The truth is, I’m fairly surprised at the announcement, but as usual, the reactions to it probably say more about the respondents than it does about the award. Why would the prize be any different now than it was in the past? What sort of objective standard was there before? Can anyone answer that? Any one my 100+ Facebook friends, that is?

I doubt it. I’m guessing that people’s reactions are in direct proportion to their feelings about Obama. My right-wing friend, who reliably attaches the adjective “socialist” to any Obama policy, is still a die-hard George W. Bush supporter, and one suspects he’s a big fan of the right-wing talk radio and TV circuit that reveled in Obama’s Olympic “failure.” Sadly, he was on his honeymoon at the time, so the world didn’t get to hear his tweets and clucks at the news, so we’ll use one from a Weekly Standard writer:

As a citizen of the world who believes that No one nation can or should try to dominate another nation, I’m glad that the Obama White House’s jingoist rhetoric and attempt to pay back Chicago cronies at the expense of undermining our relationships with our allies failed.

I wonder what the writer, John McCormack, will come up with today, now that the other nations of the world have effectively decided Obama has done anything but attempt to dominate them. Once happy with the world pushback, now McCormack will have to go on the offensive against the world’s love affair with the, yes, BARACKSTAR! There ought be a tornado watch in McCormack’s vicinity as he attempts to untangle himself from his own logic.

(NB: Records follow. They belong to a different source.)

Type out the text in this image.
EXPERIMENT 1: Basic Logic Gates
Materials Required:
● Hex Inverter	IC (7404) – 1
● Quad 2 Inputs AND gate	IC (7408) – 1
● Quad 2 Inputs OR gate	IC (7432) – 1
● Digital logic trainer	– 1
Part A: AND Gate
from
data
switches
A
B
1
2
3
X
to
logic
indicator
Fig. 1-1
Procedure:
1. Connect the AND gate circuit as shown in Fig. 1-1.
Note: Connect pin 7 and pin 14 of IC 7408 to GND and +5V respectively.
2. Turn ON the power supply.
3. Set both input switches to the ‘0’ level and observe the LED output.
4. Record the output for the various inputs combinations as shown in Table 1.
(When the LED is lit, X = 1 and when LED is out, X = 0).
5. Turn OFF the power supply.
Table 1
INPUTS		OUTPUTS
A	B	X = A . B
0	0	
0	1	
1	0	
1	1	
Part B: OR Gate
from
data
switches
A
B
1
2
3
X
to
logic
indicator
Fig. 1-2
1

At the same time, it does seem to me to be a bit early for President Obama to have won the award—until you realize that he’s been America’s de facto world representative since before he gave a speech to two million Germans before the Brandenburg Gate. Other countries still needed the signatures of Cheney/Bush et. al, but they bought up the Obama “hope” message in bulk. Turns out, they really believed that message, which a majority of Americans did as well. And now some Americans are calling them fools.

One need to look no further than the Olympic decision to know that Barack Obama can’t push other countries around at will. America can lead the world, but the world won’t blindly follow us around. Having failed to snag the games for Chicago, Obama will have hopefully learned his lesson.

A final friend lamented that the Europeans “injected their politics” into the decision. He said it was “gross.” I say it’s probably always been that way, and even if it hasn’t, why is it bad that Europeans like our President? I, among others, chastised George W. Bush for alienating European countries—and now we’re going to complain when they show appreciation for our choices? How does that make any sense?

The Nobel Prize is what it is, and nothing more—a committee of people handing out awards. If you think it’s more important than that, be proud. If you don’t think it’s more important than that, then what’s the big deal?